Satu kubu Permaisuri, satu lagi kubu Kaisar. Kabarnya, Jenderal Tang dari sektor militer memegang Bai Naxing, juga ketua Li Yanhong, berpihak pada Bai Naxing. Sementara di kubu kaisar, hanya ada pejabat kecil dan penasihat istana. Hal ini membuat Bai Lianhua teringat kali pertama ia bertemu seorang pejabat kecil di kediaman Istana Kota ketika ia hendak mencari Nenek Teratai.

Bai Naxing bisa dikendalikan, sementara Kaisar Li Minglao tidak.

Tapi kalau memang benar rumornya begitu, kenapa Kaisar Li Minglao diam saja dan tidak menghukum Bai Naxing?

Jawabannya sudah pasti karena rakyat.

Semua orang hanya mengenal bagaimana Permaisuri Bai Naxing mengayomi rakyat dengan beragam bukti nyata. Di Istana Kota, Bai Naxing selalu rutin membagikan pasokan kebutuhan primer gratis bagi warga miskin setiap enam bulan sekali. Ia juga membukakan lapangan pekerjaan bagi rakyat miskin. Menjaga mereka dengan memberi pengawal di setiap kota untuk penjagaan dari para pendekar yang selalu menebar teror.

Waktu mendengar itu, tentu saja Bai Lianhua hanya bisa tersenyum miris dan bersumpah.

Wanita iblis itu harus berhenti.

Wanita iblis itu harus mati.

*

Tanpa terasa, lima tahun sudah terlewati.

Malam itu, ketika Bai Lianhua beristirahat dan tidur, ia bermimpi.

Sebuah pedang es bersinar biru melintas di depan matanya. Bai Lianhua merasakan dirinya bergerak menghindar. Di ujung pedang itu, ada seseorang yang mengendalikannya. Bai Lianhua berusaha menajamkan pandangannya, tapi matanya seperti ditutupi kegelapan dan ia tidak dapat melihat apapun selain pedang itu.

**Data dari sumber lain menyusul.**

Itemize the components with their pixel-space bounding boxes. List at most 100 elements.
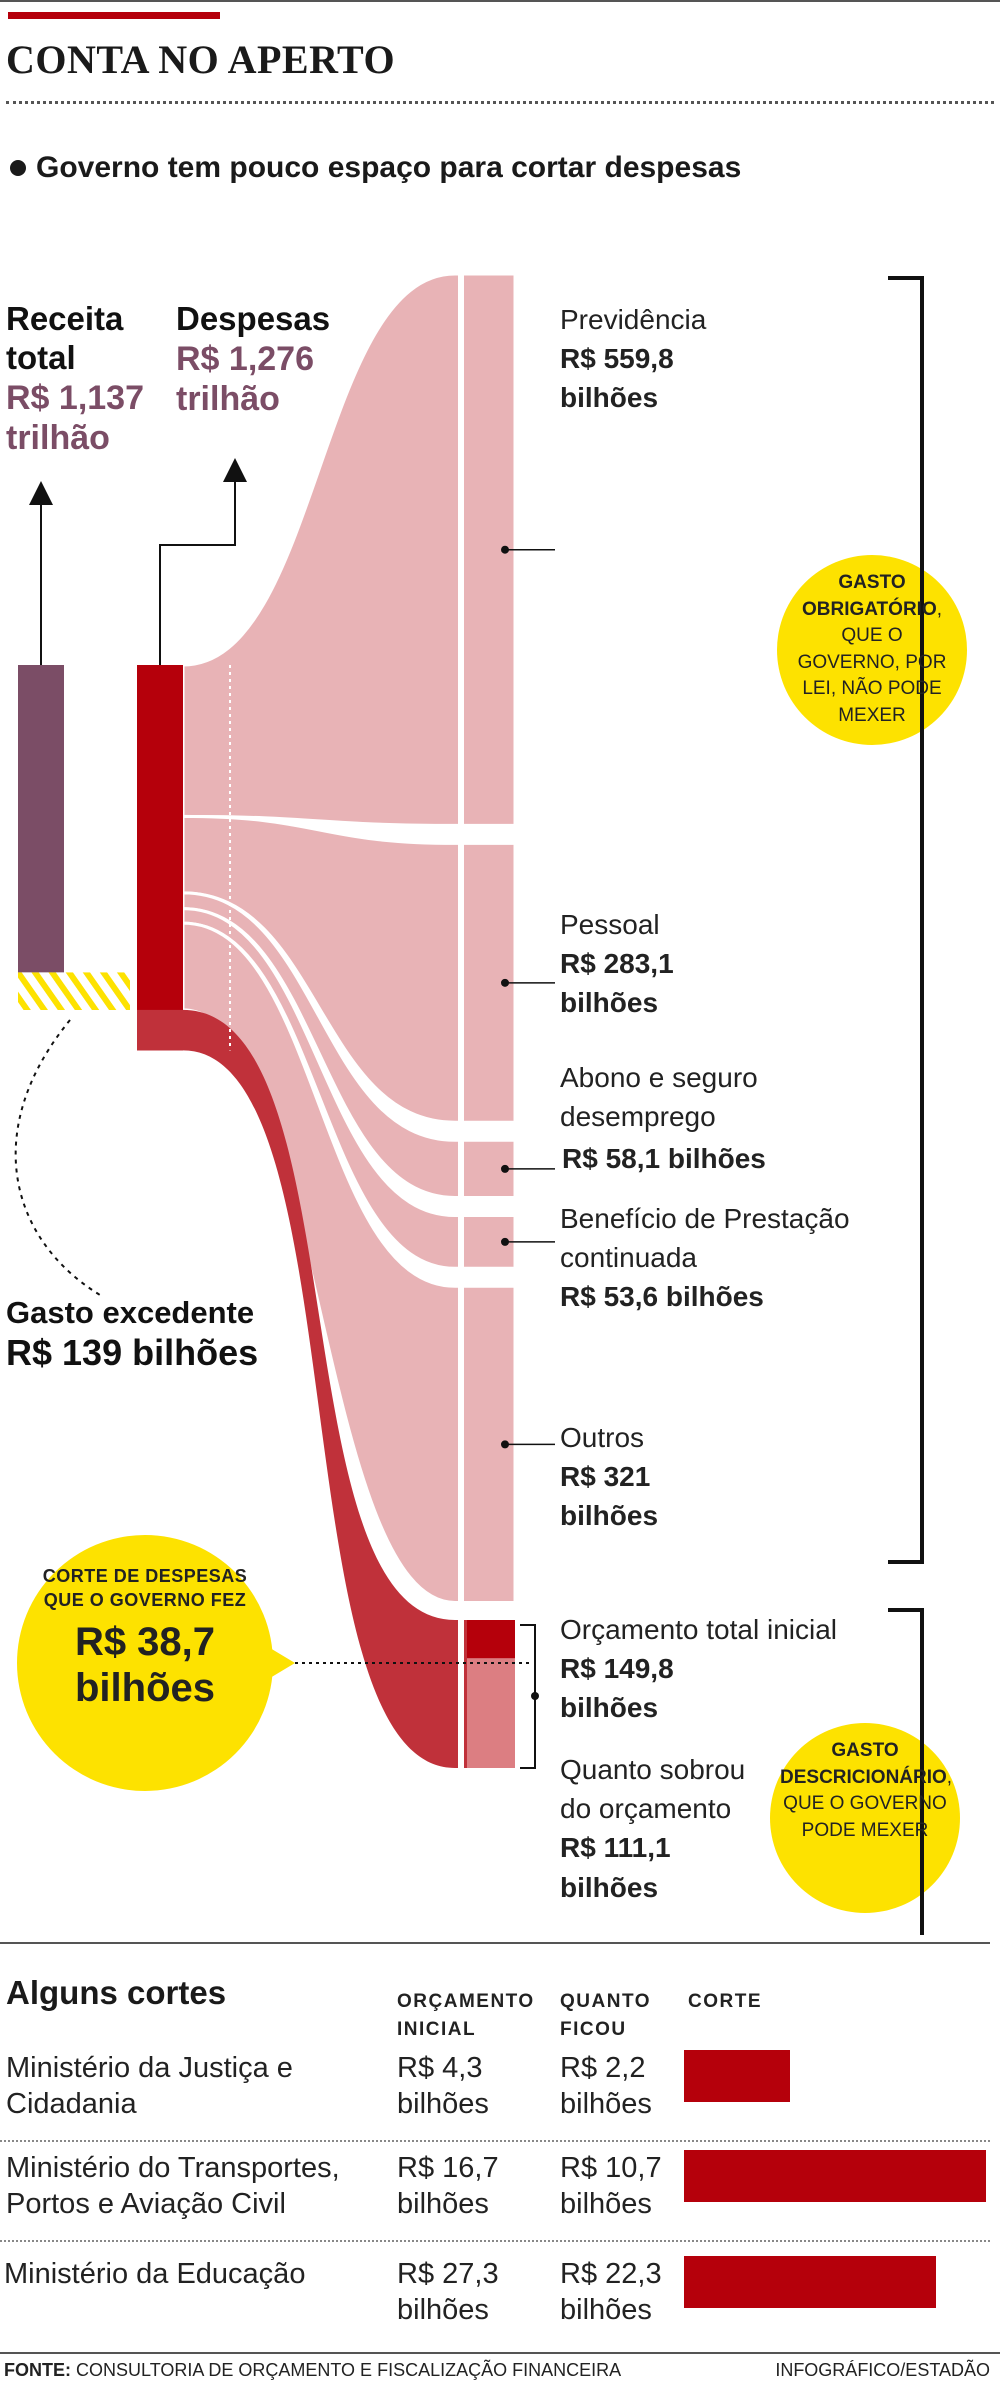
previdencia-value: R$ 559,8 bilhões: [560, 343, 674, 414]
source-label: FONTE:: [4, 2360, 71, 2380]
row-ministry-name: Ministério da Educação: [4, 2258, 306, 2290]
row-ministry-name: Ministério da Justiça e Cidadania: [6, 2052, 293, 2121]
previdencia-name: Previdência: [560, 304, 707, 335]
obrigatorio-bubble-text: GASTO OBRIGATÓRIO, QUE O GOVERNO, POR LE…: [792, 570, 952, 730]
excedente-value: R$ 139 bilhões: [6, 1331, 259, 1373]
discricionario-bracket: [888, 1608, 924, 1935]
flow-divider-3: [458, 1215, 464, 1269]
receita-value: R$ 1,137 trilhão: [6, 378, 144, 457]
pessoal-value: R$ 283,1 bilhões: [560, 948, 674, 1019]
cut-bar: [684, 2150, 986, 2202]
discricionario-rest: , QUE O GOVERNO PODE MEXER: [783, 1766, 953, 1841]
th-corte: CORTE: [688, 1991, 762, 2012]
subtitle: Governo tem pouco espaço para cortar des…: [10, 151, 741, 185]
corte-bubble: [17, 1535, 273, 1791]
top-rule: [0, 0, 1000, 2]
pessoal-name: Pessoal: [560, 909, 660, 940]
discricionario-bold: GASTO DESCRICIONÁRIO: [780, 1740, 947, 1788]
receita-bar: [18, 665, 64, 973]
abono-name: Abono e seguro desemprego: [560, 1062, 758, 1133]
table-row: Ministério da Justiça e Cidadania R$ 4,3…: [0, 2050, 1000, 2145]
footer-rule: [0, 2352, 1000, 2354]
cut-bar: [684, 2050, 790, 2102]
flow-divider-2: [458, 1140, 464, 1198]
sobrou-name: Quanto sobrou do orçamento: [560, 1754, 746, 1825]
title-divider: [6, 101, 994, 104]
corte-label: CORTE DE DESPESAS QUE O GOVERNO FEZ: [42, 1566, 248, 1611]
table-row: Ministério da Educação R$ 27,3 bilhões R…: [0, 2256, 1000, 2351]
row-ficou: R$ 2,2 bilhões: [560, 2052, 652, 2121]
despesas-value: R$ 1,276 trilhão: [176, 339, 314, 419]
obrigatorio-rest: , QUE O GOVERNO, POR LEI, NÃO PODE MEXER: [797, 598, 947, 726]
table-title: Alguns cortes: [6, 1974, 227, 2011]
label-sobrou: Quanto sobrou do orçamento R$ 111,1 bilh…: [560, 1750, 780, 1907]
orcamento-inicial-name: Orçamento total inicial: [560, 1614, 838, 1645]
corte-bubble-pointer: [270, 1648, 295, 1678]
cut-bar: [684, 2256, 936, 2308]
excedente-label-group: Gasto excedente R$ 139 bilhões: [6, 1295, 336, 1374]
flow-0: [181, 272, 517, 827]
row-ministry-name: Ministério do Transportes, Portos e Avia…: [6, 2152, 340, 2221]
receita-label: Receita total: [6, 300, 124, 376]
orcamento-inicial-value: R$ 149,8 bilhões: [560, 1653, 674, 1724]
flow-1: [181, 814, 517, 1124]
excedente-label: Gasto excedente: [6, 1295, 255, 1330]
flow-divider-0: [458, 274, 464, 826]
flow-divider-1: [458, 843, 464, 1123]
flow-3: [181, 907, 517, 1270]
table-divider: [0, 1942, 990, 1944]
footer-credit: INFOGRÁFICO/ESTADÃO: [775, 2360, 990, 2380]
row-inicial: R$ 4,3 bilhões: [397, 2052, 489, 2121]
discricionario-bubble-text: GASTO DESCRICIONÁRIO, QUE O GOVERNO PODE…: [780, 1738, 953, 1844]
row-divider: [0, 2240, 990, 2242]
label-abono-value: R$ 58,1 bilhões: [562, 1139, 766, 1178]
sobrou-segment: [467, 1658, 515, 1768]
corte-segment: [467, 1620, 515, 1659]
row-divider: [0, 2140, 990, 2142]
bpc-name: Benefício de Prestação continuada: [560, 1203, 850, 1274]
bullet-icon: [10, 160, 26, 176]
row-ficou: R$ 10,7 bilhões: [560, 2152, 662, 2221]
sobrou-value: R$ 111,1 bilhões: [560, 1832, 671, 1903]
despesas-disc-portion: [137, 1009, 183, 1051]
obrigatorio-bubble: [777, 555, 967, 745]
sankey-chart: [14, 272, 967, 1935]
row-inicial: R$ 16,7 bilhões: [397, 2152, 499, 2221]
flow-divider-disc: [458, 1620, 464, 1768]
th-orcamento-inicial: ORÇAMENTO INICIAL: [397, 1991, 535, 2040]
bpc-value: R$ 53,6 bilhões: [560, 1281, 764, 1313]
label-bpc: Benefício de Prestação continuada R$ 53,…: [560, 1199, 880, 1317]
label-outros: Outros R$ 321 bilhões: [560, 1418, 810, 1536]
footer-source: FONTE: CONSULTORIA DE ORÇAMENTO E FISCAL…: [4, 2360, 621, 2381]
flow-divider-4: [458, 1286, 464, 1603]
flow-2: [181, 891, 517, 1199]
despesas-label-group: Despesas R$ 1,276 trilhão: [176, 300, 356, 419]
subtitle-text: Governo tem pouco espaço para cortar des…: [36, 151, 742, 184]
obrigatorio-bracket: [888, 276, 924, 1564]
label-orcamento-inicial: Orçamento total inicial R$ 149,8 bilhões: [560, 1610, 890, 1728]
obrigatorio-bold: GASTO OBRIGATÓRIO: [801, 572, 937, 620]
label-pessoal: Pessoal R$ 283,1 bilhões: [560, 905, 810, 1023]
th-quanto-ficou: QUANTO FICOU: [560, 1991, 651, 2040]
title-accent-bar: [8, 12, 220, 19]
discricionario-bubble: [770, 1723, 960, 1913]
outros-name: Outros: [560, 1422, 645, 1453]
page-title: CONTA NO APERTO: [6, 37, 396, 82]
despesas-bar: [137, 665, 183, 1051]
corte-bubble-text: CORTE DE DESPESAS QUE O GOVERNO FEZ R$ 3…: [40, 1564, 250, 1711]
receita-label-group: Receita total R$ 1,137 trilhão: [6, 300, 171, 458]
outros-value: R$ 321 bilhões: [560, 1461, 659, 1532]
abono-value: R$ 58,1 bilhões: [562, 1143, 766, 1174]
row-inicial: R$ 27,3 bilhões: [397, 2258, 499, 2327]
label-previdencia: Previdência R$ 559,8 bilhões: [560, 300, 810, 418]
disc-connector-dot: [531, 1692, 539, 1700]
despesas-label: Despesas: [176, 300, 331, 337]
excedente-dashed-line: [14, 1019, 101, 1296]
label-abono: Abono e seguro desemprego: [560, 1058, 800, 1136]
row-ficou: R$ 22,3 bilhões: [560, 2258, 662, 2327]
excedente-hatch: [18, 972, 130, 1010]
table-row: Ministério do Transportes, Portos e Avia…: [0, 2150, 1000, 2245]
corte-value: R$ 38,7 bilhões: [74, 1619, 216, 1710]
despesas-arrow: [159, 458, 247, 665]
source-text: CONSULTORIA DE ORÇAMENTO E FISCALIZAÇÃO …: [76, 2360, 622, 2380]
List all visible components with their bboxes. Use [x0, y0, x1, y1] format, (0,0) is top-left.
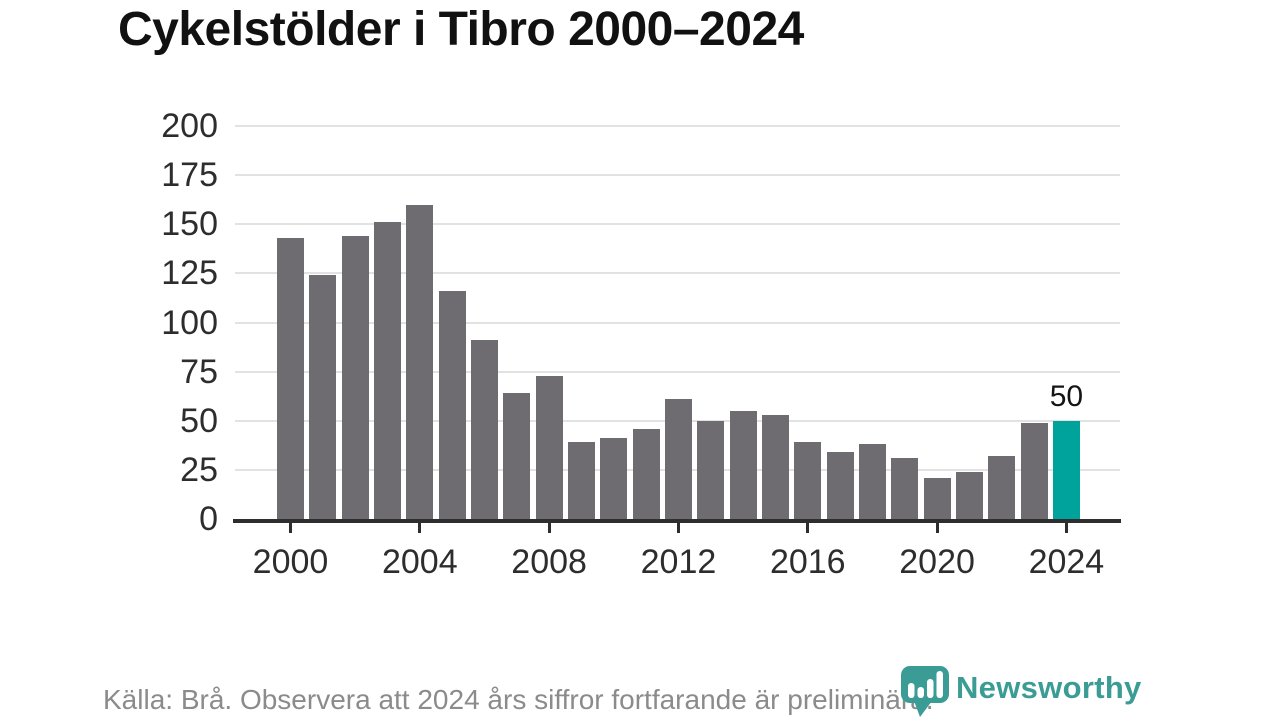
bar-2003: [373, 222, 401, 519]
x-tick-2004: [418, 523, 422, 533]
bar-2018: [858, 444, 886, 519]
y-tick-label-75: 75: [180, 352, 218, 391]
y-tick-label-25: 25: [180, 450, 218, 489]
y-tick-label-200: 200: [161, 107, 218, 145]
y-tick-label-50: 50: [180, 401, 218, 440]
bar-2017: [826, 452, 854, 519]
x-tick-label-2016: 2016: [769, 543, 846, 581]
bar-2013: [697, 420, 725, 519]
x-tick-label-2004: 2004: [381, 543, 458, 581]
x-tick-label-2000: 2000: [252, 543, 329, 581]
gridline-75: [235, 370, 1120, 373]
bar-2008: [535, 375, 563, 519]
x-tick-label-2012: 2012: [640, 543, 717, 581]
bar-2005: [438, 291, 466, 519]
x-axis-line: [233, 519, 1121, 523]
newsworthy-logo-text: Newsworthy: [956, 670, 1142, 705]
source-note: Källa: Brå. Observera att 2024 års siffr…: [103, 684, 934, 715]
bar-2001: [309, 275, 337, 519]
bar-2021: [955, 471, 983, 519]
x-tick-label-2024: 2024: [1028, 543, 1105, 581]
data-label-2024: 50: [1049, 379, 1084, 413]
bar-2012: [664, 399, 692, 519]
x-tick-2000: [289, 523, 292, 533]
gridline-125: [235, 272, 1120, 275]
newsworthy-logo-icon: [901, 666, 949, 717]
x-tick-2012: [676, 523, 680, 533]
bar-2004: [406, 204, 434, 519]
bar-2000: [277, 238, 304, 519]
x-tick-label-2020: 2020: [899, 543, 975, 581]
bar-2019: [891, 458, 919, 519]
bar-2010: [600, 438, 628, 519]
bar-2009: [567, 442, 595, 519]
x-tick-label-2008: 2008: [511, 543, 587, 581]
bar-2011: [632, 428, 660, 519]
bar-2014: [729, 410, 757, 519]
bar-2023: [1020, 422, 1048, 519]
x-tick-2016: [806, 523, 810, 533]
bar-2006: [470, 340, 498, 519]
bar-2016: [794, 442, 822, 519]
chart-title: Cykelstölder i Tibro 2000–2024: [118, 3, 804, 56]
bar-2002: [341, 236, 369, 519]
y-tick-label-0: 0: [199, 500, 218, 538]
gridline-100: [235, 321, 1120, 324]
bar-2015: [761, 414, 789, 519]
y-tick-label-125: 125: [161, 254, 218, 293]
bar-2024: [1052, 420, 1080, 519]
bar-2022: [988, 456, 1016, 519]
gridline-175: [235, 174, 1120, 177]
y-tick-label-150: 150: [161, 205, 218, 244]
bar-2020: [923, 477, 951, 519]
x-tick-2024: [1064, 523, 1068, 533]
x-tick-2020: [935, 523, 939, 533]
gridline-150: [235, 223, 1120, 226]
y-tick-label-100: 100: [161, 303, 218, 342]
y-tick-label-175: 175: [161, 156, 218, 195]
gridline-200: [235, 125, 1120, 127]
x-tick-2008: [547, 523, 551, 533]
bar-2007: [503, 393, 531, 519]
newsworthy-logo: Newsworthy: [894, 659, 1224, 720]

Ketika Bai Lianhua terus menghindar, dirinya seolah terkunci tidak bisa melawan. Sebuah suara datang.

"Dendam tidak akan pernah habis. Dendam telah menggerogoti kebaikan hatimu. Melupakanmu pada misi penting. Tak ada rasa puas selain takdir yang menentukan. Dirimu, hanyalah manusia fana yang akan melupakan segalanya."

Pedang es menusuk ke matanya dan pecah menjadi gunung tempat seekor naga terbang menembus awan. Bai Lianhua terkejut. Ia bangun dan terduduk dari tidurnya. Napasnya megap-megap dan ia memegang jantungnya yang berdentam tak teratur.

Di atas tanah di dalam gua, Bai Lianhua sadar kalau itu hanya mimpi.

Apa itu tadi Naga?

Besok paginya, Bai Lianhua berlatih mengendalikan energi dalam melalui Jarum Perak sambil memikirkan mimpinya. Pedang es dan sebuah naga. Ia menyangkut-pautkan petunjuk ini dengan pendekar naga. Tapi, kenapa tiba-tiba ia mendapat mimpi itu?

Pula, pedang es apa yang terlihat ajaib itu? Kenapa rasanya pedang itu seperti sebuah pusaka dari naga itu sendiri?

Ketika memikirkan ini, Bai Lianhua jadi ingin sekali pergi ke Sekte Macan Salju dan mendapatkan petunjuk dari Denghou. Ia tidak pernah mendapat mimpi aneh-aneh seperti ini sebelumnya. Dan jika bukan karena ia baru selesai memulihkan tenaga dalamnya, mungkin Bai Lianhua tidak lagi mengingat misi Nenek Teratai yang sudah lagi bukan miliknya.

Bai Lianhua sudah meminta ampun pada langit karena ia gagal mencari pendekar naga dan ingin fokus membalaskan dendam pada Bai Naxing, tapi kenapa tiba-tiba ia mendapatkan mimpi itu?

Selama dua hari, Bai Lianhua fokus berlatih pedang dan tongkat. Menguasai tenaga dalam dan belajar membentuk formasi anti-ilmu hitam. Ia juga mendinginkan pikiran untuk bisa bertarung dalam Alam Tanpa Batas lagi. Ia harus membiasakan itu untuk menangkal senjata batu pusaka Organisasi Pendekar.

Setidaknya, setelah perlawanan lima tahun yang lalu, Bai Lianhua tahu cara para Organisasi Pendekar melumpuhkan tenaga dalam para pendekar.

Malamnya, ketika ia hendak meninggalkan gua di tebing Gunung Shen, ia meratapi langit. Bulan menggantung cerah. Awan tipis melintas pelan. Dalam keteguhan yang makin mendalam, Bai Lianhua berujar dalam hati, "hari ini, harus menjadi akhirnya."